How Yevhenii Shcherbina Is Making Bitcoin Practical For Everyone

For more than a decade, commentators writing in The Wall Street Journal and Forbes, alongside investors and entrepreneurs, have called Bitcoin “digital gold.” Yet one question still lingers: “Can you buy a coffee with Bitcoin?”
Software engineer and member of the International Association of IT Professionals (IAITP) Yevhenii Shcherbina set out to answer that question. He has dedicated his career to building systems that remove Bitcoin’s biggest constraints and turn it into a convenient tool for everyday payments. Here’s how.
Solving a Global Problem
Early Bitcoin advocate Roger Ver once said, “Bitcoin is the most important invention since the Internet.” Bill Gates has similarly praised it as a “technological tour de force.”
Even so, for many consumers Bitcoin payments remain opaque. How do you send money? How long will it take? What will the fees be? Yevhenii Shcherbina approaches Bitcoin first and foremost as a technology that should be simple in daily life—no harder than tapping a card at checkout or sending a bank transfer in an app.
One of the first engineers in Eastern Europe to focus on making Bitcoin payments fast and user-friendly, Shcherbina now works on systems that move activity off the base chain and enable transfers in seconds. In short, he’s helping Bitcoin move beyond its “digital gold” image into something anyone can use.
A Rare Skill Set
What makes Shcherbina’s contribution distinctive is the blend he brings. Engineers typically specialize in either cryptocurrencies or cloud platforms. He does both. The result: projects that are not only fast, but also resilient through market cycles—delivering bank-grade reliability while preserving blockchain’s advantages.
Bitfury: Proving Real-World Payments
While still a student, Yevhenii Shcherbina published research on blockchain scalability and won international programming contests. After earning his computer science degree, he was recruited by a global blockchain leader to help improve payment systems: Bitfury—a recognized pioneer. The World Economic Forum named Bitfury a “Technology Pioneer” in 2019; Forbes featured the company in FinTech 50 (2018–2019) and Blockchain 50 (2019–2020).

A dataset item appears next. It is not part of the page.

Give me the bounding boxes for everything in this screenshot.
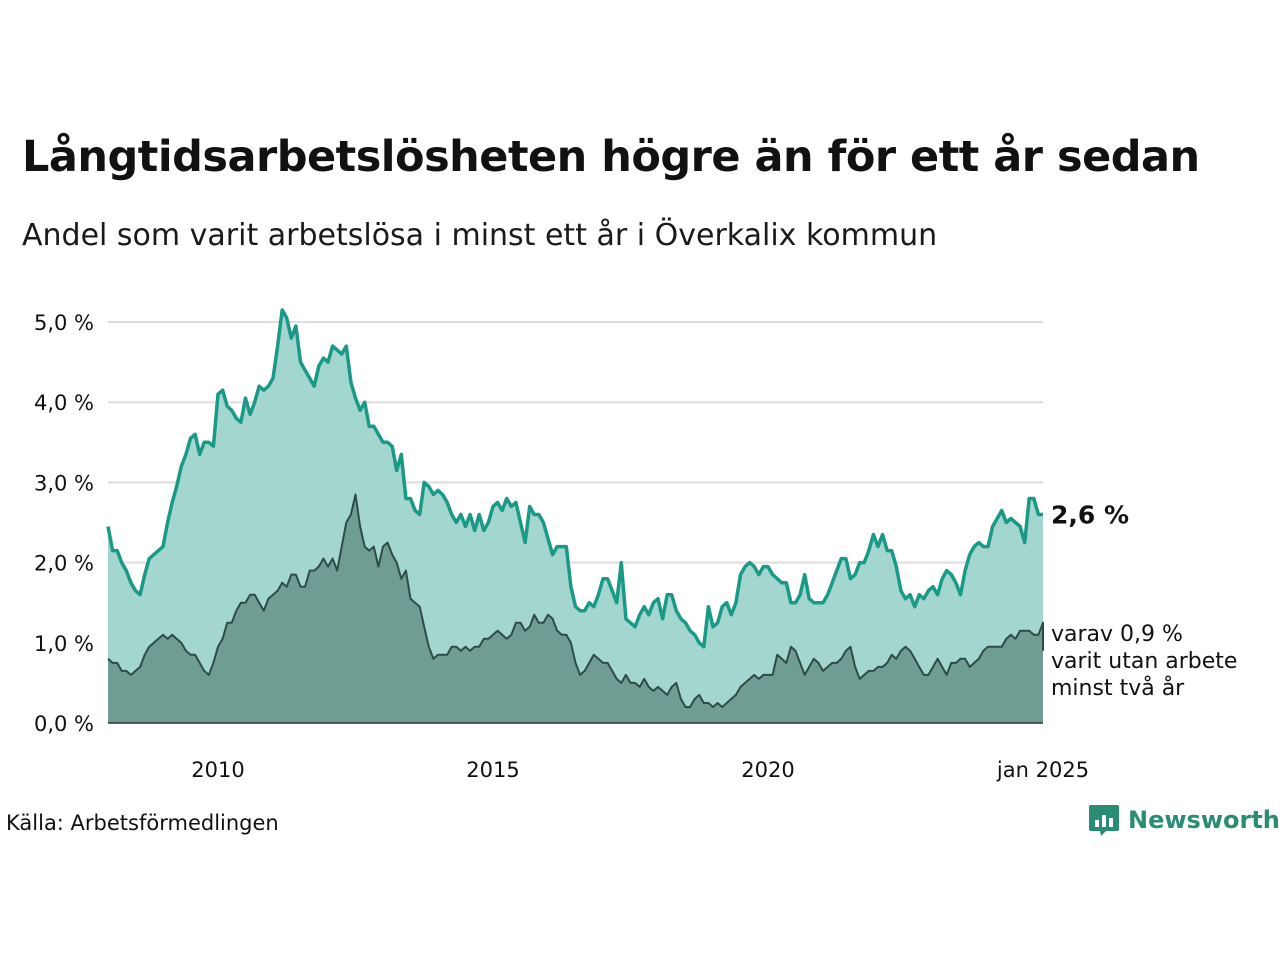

At Bitfury, Shcherbina worked on a payment platform designed to simplify Bitcoin transfers—part of the company’s Lightning Peach initiative. Skeptics doubted crypto could handle everyday purchases; his team proved it could. In practice, Bitcoin began functioning as a real medium of exchange.
For businesses, that meant a tool that was cheaper, faster and easier than many traditional options—opening new markets and cutting costs. Unsurprisingly, payment providers and e-commerce platforms took notice of Lightning Peach early.
Volterra: Leveling Up
Shcherbina later took his skills into cloud infrastructure. He joined Volterra, a California startup building a platform to run applications across environments—Amazon, Google Cloud, private data centers and on-prem servers—with unified management, security and reliability.
He worked on access and billing systems that underpinned the company’s growth. The bet paid off: in 2021, U.S. technology company F5 acquired Volterra for roughly $500 million, underscoring the value of the technologies he helped build.
A New-Generation Team
Shcherbina continued advancing cryptopayments at Boosty Labs, a leading Ukrainian blockchain development firm that partners with international clients across fintech, crypto payments and decentralized apps.
At Boosty Labs he led an engineering team. One internal project, Kaminari, pushed the boundaries of fast, low-cost Bitcoin payments. As a lead software engineer, he managed a team of ten and helped build a decentralized social network with integrated crypto payments—taking the technology to new scale.
What It Means For Payers
The technologies Shcherbina has helped create deliver obvious benefits:
- Speed: transfers that clear in near-real time;
- Reliability: services that remain stable under heavy load;
- Cost efficiency: infrastructure tuned to reduce operating costs and fees.
Effectively, Yevhenii Shcherbina has helped move Bitcoin beyond being just “digital gold” toward functioning as a practical payment method—across online stores, services and apps.
What’s Next
The systems engineered by this standout software developer are now central to scaling Bitcoin. Looking ahead, Yevhenii Shcherbina plans to keep building solutions that handle increasing demand, improve interoperability across blockchains and drive transaction costs down. His view is straightforward: the simpler and more dependable the payments stack becomes, the closer we get to a world where paying for a cup of coffee with Bitcoin is completely ordinary.